"Well, this is what I want you to do. You will find the proofs of my new book downstairs on my desk. They must be corrected at once, or the book will miss the autumn season. Will you correct them for me?"

"If Elizabeth will let me," he said with a smile.

"I think she will let you. I am sure she would let no one else."

"Then I'll begin at once."

"Well, that's a load off my mind. And don't you think I'm going to die, for I'm not. But I'm in for a hard fight, there's no doubt of that. Now go to Elizabeth—and the proofs. I'm tired out, and will sleep. I've never been lazy in my life before, and it's a new and quite exquisite sensation."

From that hour a strange chapter of life began for Arthur. Eagle House was closed, and he took refuge with Mrs. Bundy. He wrote his father a brief note, saying he was detained in London, and would not return to Brighton. He had not the courage to tell him the whole truth; that revelation would come soon enough, and he did not wish to antagonise his father by an abrupt declaration of his position. To this note his father made no reply.
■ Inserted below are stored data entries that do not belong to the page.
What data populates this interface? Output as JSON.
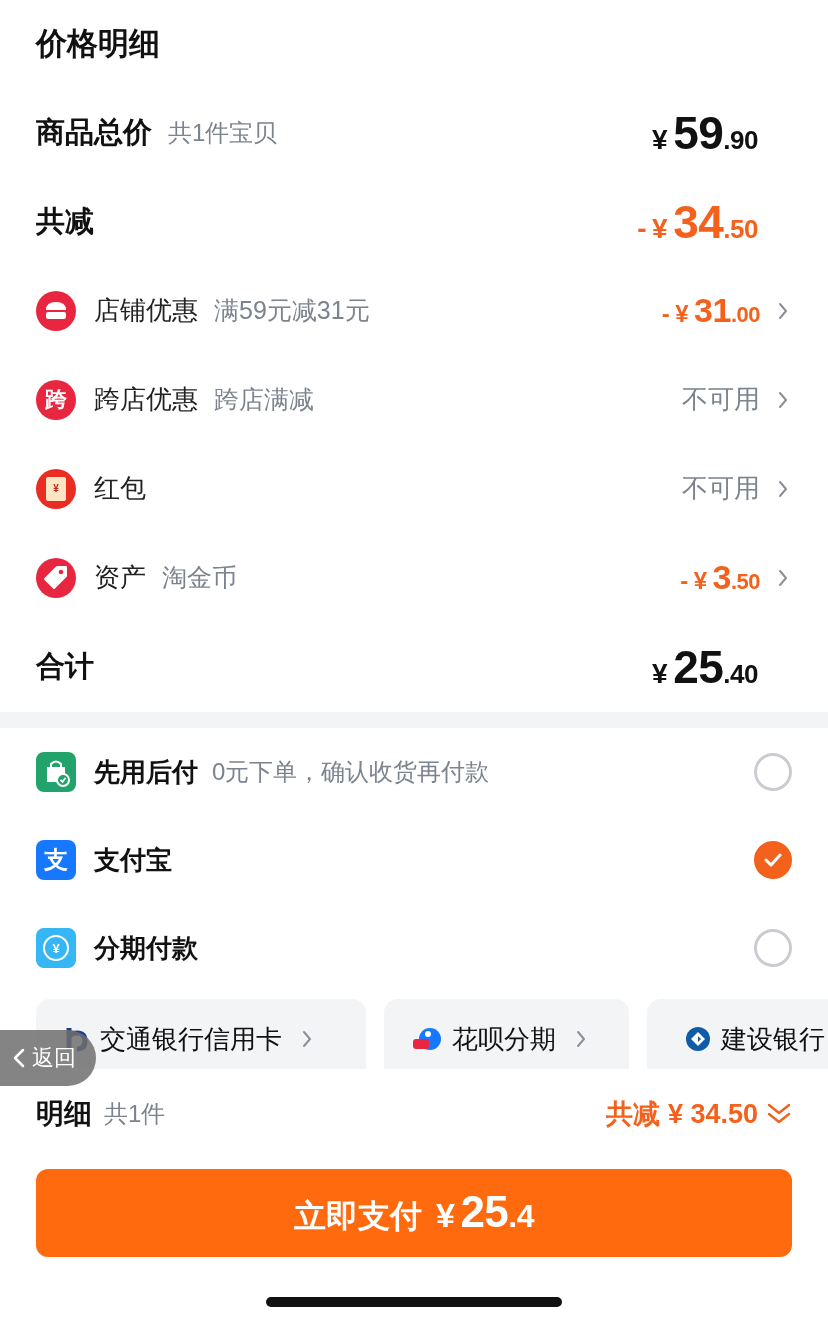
{
  "title": "价格明细",
  "subtotal": {
    "label": "商品总价",
    "note": "共1件宝贝",
    "currency": "¥",
    "integer": "59",
    "decimal": ".90"
  },
  "total_discount": {
    "label": "共减",
    "sign": "-",
    "currency": "¥",
    "integer": "34",
    "decimal": ".50"
  },
  "discounts": [
    {
      "kind": "store",
      "label": "店铺优惠",
      "note": "满59元减31元",
      "value": {
        "kind": "amount",
        "sign": "-",
        "currency": "¥",
        "integer": "31",
        "decimal": ".00"
      }
    },
    {
      "kind": "cross",
      "icon_text": "跨",
      "label": "跨店优惠",
      "note": "跨店满减",
      "value": {
        "kind": "status",
        "text": "不可用"
      }
    },
    {
      "kind": "redpacket",
      "icon_text": "¥",
      "label": "红包",
      "value": {
        "kind": "status",
        "text": "不可用"
      }
    },
    {
      "kind": "asset",
      "label": "资产",
      "note": "淘金币",
      "value": {
        "kind": "amount",
        "sign": "-",
        "currency": "¥",
        "integer": "3",
        "decimal": ".50"
      }
    }
  ],
  "grand_total": {
    "label": "合计",
    "currency": "¥",
    "integer": "25",
    "decimal": ".40"
  },
  "payments": [
    {
      "kind": "later",
      "label": "先用后付",
      "note": "0元下单，确认收货再付款",
      "selected": false
    },
    {
      "kind": "alipay",
      "icon_text": "支",
      "label": "支付宝",
      "selected": true
    },
    {
      "kind": "installment",
      "icon_text": "¥",
      "label": "分期付款",
      "selected": false
    }
  ],
  "installment_options": [
    {
      "kind": "bocom",
      "label": "交通银行信用卡"
    },
    {
      "kind": "huabei",
      "label": "花呗分期"
    },
    {
      "kind": "ccb",
      "label": "建设银行"
    }
  ],
  "back_overlay": {
    "label": "返回"
  },
  "footer": {
    "label": "明细",
    "count": "共1件",
    "savings": "共减 ¥ 34.50"
  },
  "pay_button": {
    "label": "立即支付",
    "currency": "¥",
    "integer": "25",
    "decimal": ".4"
  }
}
Most of his hours were spent in the little house in Lonsdale Road. There he toiled over Vickars's new book. Much of it consisted of rough drafts, which he had to copy and piece together as best he could. In this delicate work he could obtain no counsel from Vickars.
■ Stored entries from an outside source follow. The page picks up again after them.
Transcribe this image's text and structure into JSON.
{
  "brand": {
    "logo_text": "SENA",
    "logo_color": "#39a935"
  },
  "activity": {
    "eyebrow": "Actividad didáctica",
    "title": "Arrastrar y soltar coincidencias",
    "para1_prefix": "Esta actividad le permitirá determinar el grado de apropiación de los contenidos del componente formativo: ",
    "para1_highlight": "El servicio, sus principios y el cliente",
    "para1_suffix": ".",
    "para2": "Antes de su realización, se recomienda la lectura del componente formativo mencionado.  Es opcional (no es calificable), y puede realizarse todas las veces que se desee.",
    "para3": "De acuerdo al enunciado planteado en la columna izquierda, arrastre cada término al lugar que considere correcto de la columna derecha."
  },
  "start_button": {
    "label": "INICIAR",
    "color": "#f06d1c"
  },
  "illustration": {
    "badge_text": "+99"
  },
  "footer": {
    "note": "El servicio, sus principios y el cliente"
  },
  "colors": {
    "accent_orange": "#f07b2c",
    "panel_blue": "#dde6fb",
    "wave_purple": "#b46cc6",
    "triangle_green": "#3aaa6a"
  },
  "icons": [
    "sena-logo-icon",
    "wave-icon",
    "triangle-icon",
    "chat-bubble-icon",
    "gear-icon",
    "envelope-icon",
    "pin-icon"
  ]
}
Of Elizabeth he saw much, and yet far less than he would have imagined possible. She was constantly at her father's bedside. And as the days wore on, the fight for life in that shadowed room became intense. A silent pressure of her hand, a silent kiss—and she would glide from him like a ghost, and disappear into the gloom of that upper chamber.

One night it happened that she had gone to rest, worn out with long watching, and Arthur took her place at Vickars' bedside. For a long time Vickars lay in complete stupor. The gray dawn was near, and a milk-cart rattled down the road. The noise roused him for a moment, and he began to speak in half-delirious words.

"The old story," he said. "Rotten work, and human lives to pay for it. The poor ... the poor pay for everything in this world ... with their blood. And the rich sit in houses splashed with the blood of the poor, and don't even know it.... I always knew the drains were bad. I always said they smelt of death. But that damned builder didn't care—not he. He only laughed ... laughed."